今日は、自動水栓の蛇口の話です。保育園に入園したばかりの園児が、手洗い場で、蛇口に手をかざしたままじっとしていることがあります。そう、自動水栓に慣れてしまっているからです。JR東日本の新幹線内の自動水栓シェア100%・全世界の航空機シェアの25%・国内全コンビニの80%のシャアを誇る自動水栓の会社が、株式会社バイタルです。知る人ぞ知る会社です。驚くことに、世界で1種類しかない「ネコ専用自動水栓」もこの会社が作ってしまったようです。

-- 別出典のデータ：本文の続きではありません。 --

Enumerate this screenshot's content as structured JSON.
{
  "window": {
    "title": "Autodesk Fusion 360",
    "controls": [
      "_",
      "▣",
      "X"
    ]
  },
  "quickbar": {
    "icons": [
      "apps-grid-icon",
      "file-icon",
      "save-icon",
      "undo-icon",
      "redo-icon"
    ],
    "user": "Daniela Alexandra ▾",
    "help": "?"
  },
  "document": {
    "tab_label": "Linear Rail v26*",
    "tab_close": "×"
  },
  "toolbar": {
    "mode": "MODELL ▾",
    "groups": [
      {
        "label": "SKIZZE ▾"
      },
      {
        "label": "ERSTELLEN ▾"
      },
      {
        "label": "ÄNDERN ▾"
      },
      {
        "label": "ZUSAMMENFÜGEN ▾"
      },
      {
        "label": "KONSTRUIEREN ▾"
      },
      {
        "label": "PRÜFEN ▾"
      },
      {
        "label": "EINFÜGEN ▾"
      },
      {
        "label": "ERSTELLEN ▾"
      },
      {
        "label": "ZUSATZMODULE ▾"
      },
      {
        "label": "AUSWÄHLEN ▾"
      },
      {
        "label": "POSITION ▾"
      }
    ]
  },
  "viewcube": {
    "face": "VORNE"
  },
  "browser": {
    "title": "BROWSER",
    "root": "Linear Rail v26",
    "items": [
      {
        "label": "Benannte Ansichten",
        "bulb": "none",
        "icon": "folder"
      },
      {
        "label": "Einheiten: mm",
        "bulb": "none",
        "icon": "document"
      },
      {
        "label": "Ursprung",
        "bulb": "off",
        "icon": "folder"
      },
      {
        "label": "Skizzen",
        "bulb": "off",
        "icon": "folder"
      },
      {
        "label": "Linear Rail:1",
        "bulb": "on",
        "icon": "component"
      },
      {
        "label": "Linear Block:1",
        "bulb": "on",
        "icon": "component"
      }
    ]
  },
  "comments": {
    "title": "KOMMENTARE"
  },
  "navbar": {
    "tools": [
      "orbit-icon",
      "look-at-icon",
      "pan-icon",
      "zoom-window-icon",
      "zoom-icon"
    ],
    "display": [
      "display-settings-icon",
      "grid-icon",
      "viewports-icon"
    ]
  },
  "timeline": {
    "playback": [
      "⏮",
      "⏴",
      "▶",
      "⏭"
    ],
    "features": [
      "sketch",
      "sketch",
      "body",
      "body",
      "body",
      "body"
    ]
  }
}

今日は、そんなバイタルで職場の神様と呼ばれる「島田より子」さんの話です。彼女は、自動水栓デルマンシリーズの組みたて、検査、梱包、出荷作業を一手に担っています。普通は、男性の職人がイメージされますが、彼女は、あと2年で70歳になる大ベテランです。
「自動水栓の仕事には30年前から携わっていますが、最初は、仕事がなくて会社全体がどん底だった時もありました」と言います。機械化が進んだ製造ラインを想像しますが、基盤に電子部品を取り付けるはんだ付けや電動ドライバーでのビス留めなど、すべてを手作業で組み立てているそうです。
実績を重ね、累計出荷台数は50万台を突破します。コンビニ、新幹線、航空機などに導入され「日本人なら一度は使っている自動水栓」までになったのです。コロナ禍では需要が跳ね上がり、生産が追いつかないほど多忙な時期を経験します。
島田さんは、コンビニやレストランに入ると必ずトイレに行き、自動水栓の調子を確認してしまうそうです。「何年たっても大切に使ってもらっているのを見るとうれしくなる。まだまだ頑張って作らないと、という気持ちになります」と話します。
どうですか・・・みなさんが、自動水栓を使う時は、島田さんという女性が噛んでいることを思い出してください。